We'll start in the back for this one, because the Lexus LM is one of those cars where the driving experience feels more than a little inconsequential.
Nine times out of 10, the buyer and driver, you have to imagine, are separate people – and the one signing on the dotted line won't be spending much time in the front seat.
Once you've stopped chuckling at the sheer incongruity of a Lexus van with a £113k price tag, eased yourself into one of those sumptuous rear armchairs, fired up the 48in screen and selected a beverage from the mini bar, the LM actually starts to make a lot of sense.

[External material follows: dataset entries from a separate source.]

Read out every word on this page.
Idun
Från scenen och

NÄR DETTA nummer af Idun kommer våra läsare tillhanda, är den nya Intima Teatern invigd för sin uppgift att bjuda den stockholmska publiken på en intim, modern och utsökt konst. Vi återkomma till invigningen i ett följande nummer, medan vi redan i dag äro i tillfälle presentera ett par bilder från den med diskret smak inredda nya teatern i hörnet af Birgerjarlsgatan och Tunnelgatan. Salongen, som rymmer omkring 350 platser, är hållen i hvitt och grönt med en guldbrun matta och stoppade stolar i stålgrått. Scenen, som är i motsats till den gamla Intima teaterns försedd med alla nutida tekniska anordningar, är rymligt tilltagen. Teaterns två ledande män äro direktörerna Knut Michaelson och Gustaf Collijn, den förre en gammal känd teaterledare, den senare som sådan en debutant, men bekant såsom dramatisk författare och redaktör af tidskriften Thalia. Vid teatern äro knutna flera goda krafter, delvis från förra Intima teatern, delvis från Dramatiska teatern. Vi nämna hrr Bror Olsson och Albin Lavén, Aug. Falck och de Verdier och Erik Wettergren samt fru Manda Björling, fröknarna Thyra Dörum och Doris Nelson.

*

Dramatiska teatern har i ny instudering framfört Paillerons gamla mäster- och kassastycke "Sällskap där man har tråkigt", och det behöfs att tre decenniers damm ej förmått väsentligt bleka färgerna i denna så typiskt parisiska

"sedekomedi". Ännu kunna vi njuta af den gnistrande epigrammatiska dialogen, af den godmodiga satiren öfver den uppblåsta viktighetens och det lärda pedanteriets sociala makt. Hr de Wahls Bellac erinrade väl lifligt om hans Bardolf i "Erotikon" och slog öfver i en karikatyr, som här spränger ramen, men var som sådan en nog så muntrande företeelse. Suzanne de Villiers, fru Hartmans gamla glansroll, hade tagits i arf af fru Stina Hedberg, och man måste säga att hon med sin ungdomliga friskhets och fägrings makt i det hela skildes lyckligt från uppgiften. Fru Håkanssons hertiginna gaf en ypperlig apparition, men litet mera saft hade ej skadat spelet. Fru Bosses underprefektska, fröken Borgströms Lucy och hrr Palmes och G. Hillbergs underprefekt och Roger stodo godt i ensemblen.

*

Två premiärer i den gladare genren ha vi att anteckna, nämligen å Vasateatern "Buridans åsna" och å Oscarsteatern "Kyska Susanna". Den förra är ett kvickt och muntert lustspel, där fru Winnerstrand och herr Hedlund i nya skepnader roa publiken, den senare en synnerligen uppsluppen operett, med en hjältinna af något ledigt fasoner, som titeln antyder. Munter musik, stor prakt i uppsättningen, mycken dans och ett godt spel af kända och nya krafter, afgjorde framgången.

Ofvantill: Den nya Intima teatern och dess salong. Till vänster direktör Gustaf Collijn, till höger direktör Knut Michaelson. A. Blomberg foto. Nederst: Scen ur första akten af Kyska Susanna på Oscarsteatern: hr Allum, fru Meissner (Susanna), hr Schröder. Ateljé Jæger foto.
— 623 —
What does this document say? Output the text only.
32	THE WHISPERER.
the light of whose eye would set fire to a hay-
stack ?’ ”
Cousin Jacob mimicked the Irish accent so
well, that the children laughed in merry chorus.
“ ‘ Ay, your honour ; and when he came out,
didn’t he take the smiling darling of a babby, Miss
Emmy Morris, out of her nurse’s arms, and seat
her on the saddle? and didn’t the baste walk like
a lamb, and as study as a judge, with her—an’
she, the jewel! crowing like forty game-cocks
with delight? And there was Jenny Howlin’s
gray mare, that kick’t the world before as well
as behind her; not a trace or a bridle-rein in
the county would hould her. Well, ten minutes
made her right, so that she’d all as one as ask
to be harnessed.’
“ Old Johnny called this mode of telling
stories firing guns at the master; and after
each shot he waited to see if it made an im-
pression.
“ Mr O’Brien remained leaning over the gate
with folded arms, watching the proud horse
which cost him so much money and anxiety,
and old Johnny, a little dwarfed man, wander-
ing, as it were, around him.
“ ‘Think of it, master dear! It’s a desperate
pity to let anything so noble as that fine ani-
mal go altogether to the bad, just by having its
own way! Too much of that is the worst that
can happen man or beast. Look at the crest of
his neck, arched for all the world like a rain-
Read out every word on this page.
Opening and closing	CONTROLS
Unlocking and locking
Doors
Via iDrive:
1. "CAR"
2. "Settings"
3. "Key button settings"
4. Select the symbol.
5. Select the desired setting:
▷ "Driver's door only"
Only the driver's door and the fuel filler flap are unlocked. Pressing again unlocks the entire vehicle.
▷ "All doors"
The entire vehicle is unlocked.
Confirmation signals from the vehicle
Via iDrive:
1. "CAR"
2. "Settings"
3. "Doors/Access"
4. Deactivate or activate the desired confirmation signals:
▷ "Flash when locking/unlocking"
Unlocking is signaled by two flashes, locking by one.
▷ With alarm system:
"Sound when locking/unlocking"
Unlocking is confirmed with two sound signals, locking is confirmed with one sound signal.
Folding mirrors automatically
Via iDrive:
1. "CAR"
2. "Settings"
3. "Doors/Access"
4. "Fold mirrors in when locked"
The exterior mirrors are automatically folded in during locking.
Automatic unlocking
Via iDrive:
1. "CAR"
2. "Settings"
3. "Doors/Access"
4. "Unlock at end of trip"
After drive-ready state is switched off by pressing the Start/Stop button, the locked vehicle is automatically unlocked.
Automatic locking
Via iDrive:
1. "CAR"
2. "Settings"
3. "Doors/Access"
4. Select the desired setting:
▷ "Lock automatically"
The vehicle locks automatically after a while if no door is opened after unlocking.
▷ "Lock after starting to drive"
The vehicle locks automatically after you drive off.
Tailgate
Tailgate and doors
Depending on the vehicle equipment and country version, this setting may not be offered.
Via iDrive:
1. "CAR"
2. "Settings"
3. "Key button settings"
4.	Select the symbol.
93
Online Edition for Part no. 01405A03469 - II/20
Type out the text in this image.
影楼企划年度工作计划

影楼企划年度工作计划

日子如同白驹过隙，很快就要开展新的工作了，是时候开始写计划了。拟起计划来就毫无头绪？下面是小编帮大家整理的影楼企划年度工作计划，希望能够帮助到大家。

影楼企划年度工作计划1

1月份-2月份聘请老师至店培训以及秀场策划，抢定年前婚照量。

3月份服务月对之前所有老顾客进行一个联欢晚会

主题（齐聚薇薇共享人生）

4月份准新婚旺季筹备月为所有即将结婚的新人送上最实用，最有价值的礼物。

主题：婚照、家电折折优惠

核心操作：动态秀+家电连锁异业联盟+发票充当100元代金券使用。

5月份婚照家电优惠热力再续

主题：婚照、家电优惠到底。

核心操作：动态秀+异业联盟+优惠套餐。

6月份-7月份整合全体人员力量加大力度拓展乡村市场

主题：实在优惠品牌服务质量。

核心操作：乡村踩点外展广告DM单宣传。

Lexus, for so long the last word in understated opulence (imbued with a subtle touch of bling), has felt rather under-represented in the highest echelons of the car market, and now that it's introducing its most affordable car in decades in the form of the sub-£30k Lexus LBX crossover, it feels like the time is right to go after the oligarchs once again with a car whose soul focus is simply to eradicate any discomfort from the act of travelling from A to B.
The formula is clearly an enticing one: Lexus says it has taken around 170 orders in the UK so far and forecasts another 300 through 2024. Obviously, most are specified with four seats (because why ever not?) and four-wheel drive, but there's also a slightly less ostentatious seven-seater with optional front-wheel drive for £89,995.
That's still comfortably more expensive than any other similarly conceived MPV on the market, but to create a comparably specified Mercedes-Benz V-Class, for example, you would have to enlist the services of an aftermarket modifier, which would cost a similar premium.